Just for fun I thought I'd fill this out for the Jetspeed and Pluto 
projects (WSRP4J is another possibility).
We would like to start a TLP named 'portal.apache.org' including 
Jetspeed-1, Jetspeed-2 and Pluto, and other portal apps as they are 
developed.

1/ Community dynamic,
a) Is your community self sustaining and largely independant of other 
parts
of Jakarta?
yes

Not the individuals, the community. Is it, for instance, so heavily
influenced by the direction of some other sub-project that membership 
of
both is virtually a pre-requisite for understanding.
b) Are many of your commiters also commiters of some other sub-project 
for
this, or similar, reasons?

no

2/ Project Management,
a) Does your sub-project need or get much direction from the Jakarta 
PMC
(or is it mostly handled by the comitters with lip service paid to the
PMC)?

no, lip service

3/ Community health,
a) Is your community highly dependant on one or two key people, or is
there a real mix of talent working as a team?
we are a small group.
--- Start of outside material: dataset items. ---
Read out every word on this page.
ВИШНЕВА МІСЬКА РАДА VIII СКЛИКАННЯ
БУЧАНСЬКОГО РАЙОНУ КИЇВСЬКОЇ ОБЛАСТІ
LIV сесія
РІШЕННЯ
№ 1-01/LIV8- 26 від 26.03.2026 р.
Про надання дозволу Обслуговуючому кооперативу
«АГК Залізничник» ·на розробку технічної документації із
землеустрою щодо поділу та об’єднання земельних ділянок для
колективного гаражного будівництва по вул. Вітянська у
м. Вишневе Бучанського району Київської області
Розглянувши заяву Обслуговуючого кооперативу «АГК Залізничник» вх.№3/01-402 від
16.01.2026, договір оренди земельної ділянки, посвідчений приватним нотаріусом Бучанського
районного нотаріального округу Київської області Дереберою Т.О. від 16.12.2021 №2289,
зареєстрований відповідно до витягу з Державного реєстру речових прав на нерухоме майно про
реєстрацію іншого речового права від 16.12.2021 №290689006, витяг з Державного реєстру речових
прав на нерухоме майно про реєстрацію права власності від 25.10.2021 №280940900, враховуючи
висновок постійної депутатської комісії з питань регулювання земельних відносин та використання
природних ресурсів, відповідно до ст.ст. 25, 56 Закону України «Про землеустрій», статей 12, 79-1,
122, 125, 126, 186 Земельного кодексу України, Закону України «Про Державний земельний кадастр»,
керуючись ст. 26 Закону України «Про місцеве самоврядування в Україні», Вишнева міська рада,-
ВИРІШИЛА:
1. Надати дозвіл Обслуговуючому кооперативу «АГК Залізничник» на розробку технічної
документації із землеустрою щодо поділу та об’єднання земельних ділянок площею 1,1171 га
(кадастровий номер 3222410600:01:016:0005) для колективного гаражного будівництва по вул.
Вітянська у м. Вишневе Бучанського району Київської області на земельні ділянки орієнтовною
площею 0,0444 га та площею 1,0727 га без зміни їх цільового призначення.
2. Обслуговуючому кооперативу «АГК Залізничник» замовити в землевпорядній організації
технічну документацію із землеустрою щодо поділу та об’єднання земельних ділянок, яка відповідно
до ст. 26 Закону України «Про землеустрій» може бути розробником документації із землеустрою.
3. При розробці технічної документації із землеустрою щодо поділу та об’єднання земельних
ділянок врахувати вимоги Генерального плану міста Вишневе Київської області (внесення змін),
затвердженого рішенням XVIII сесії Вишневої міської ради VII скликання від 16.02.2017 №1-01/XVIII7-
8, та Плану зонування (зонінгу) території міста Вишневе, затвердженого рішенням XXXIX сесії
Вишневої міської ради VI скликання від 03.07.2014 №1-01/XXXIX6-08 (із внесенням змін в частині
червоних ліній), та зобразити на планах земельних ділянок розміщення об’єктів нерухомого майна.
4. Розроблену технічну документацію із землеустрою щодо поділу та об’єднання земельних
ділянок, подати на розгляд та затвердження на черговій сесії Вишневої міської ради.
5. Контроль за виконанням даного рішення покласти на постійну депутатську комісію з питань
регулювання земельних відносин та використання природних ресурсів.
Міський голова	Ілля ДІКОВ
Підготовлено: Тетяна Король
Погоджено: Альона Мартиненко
Jetspeed-2 is currently dependent on 3 people but 
we are getting more people active
We have a lot more active Jetspeed-1 people, but development has 
tapered off

b) Is there generally an amicable, if hotly debated, concensus?

yes i think so

4/ Infrastructure resources,
a) Does your sub-project have aspirations to own its own top-level
resources (cvs, mailing lists, wiki, web-site)?
yes

5/ Product seperation,
a) Is your product tightly bound to other Jakarta sub-projects 
(excluding
commons) or does it only supply a need or consume deliverables in the 
usual
way?
Jetspeed-1 is tied to Turbine
Pluto isn't tied to anything
Jetspeed-2 is dependent on OJB and we are seriously considering Merlin 
now

b) Does your sub-project contribute a lot of code to another, or 
receive a
lot of contributions from another Jakarta sub-project?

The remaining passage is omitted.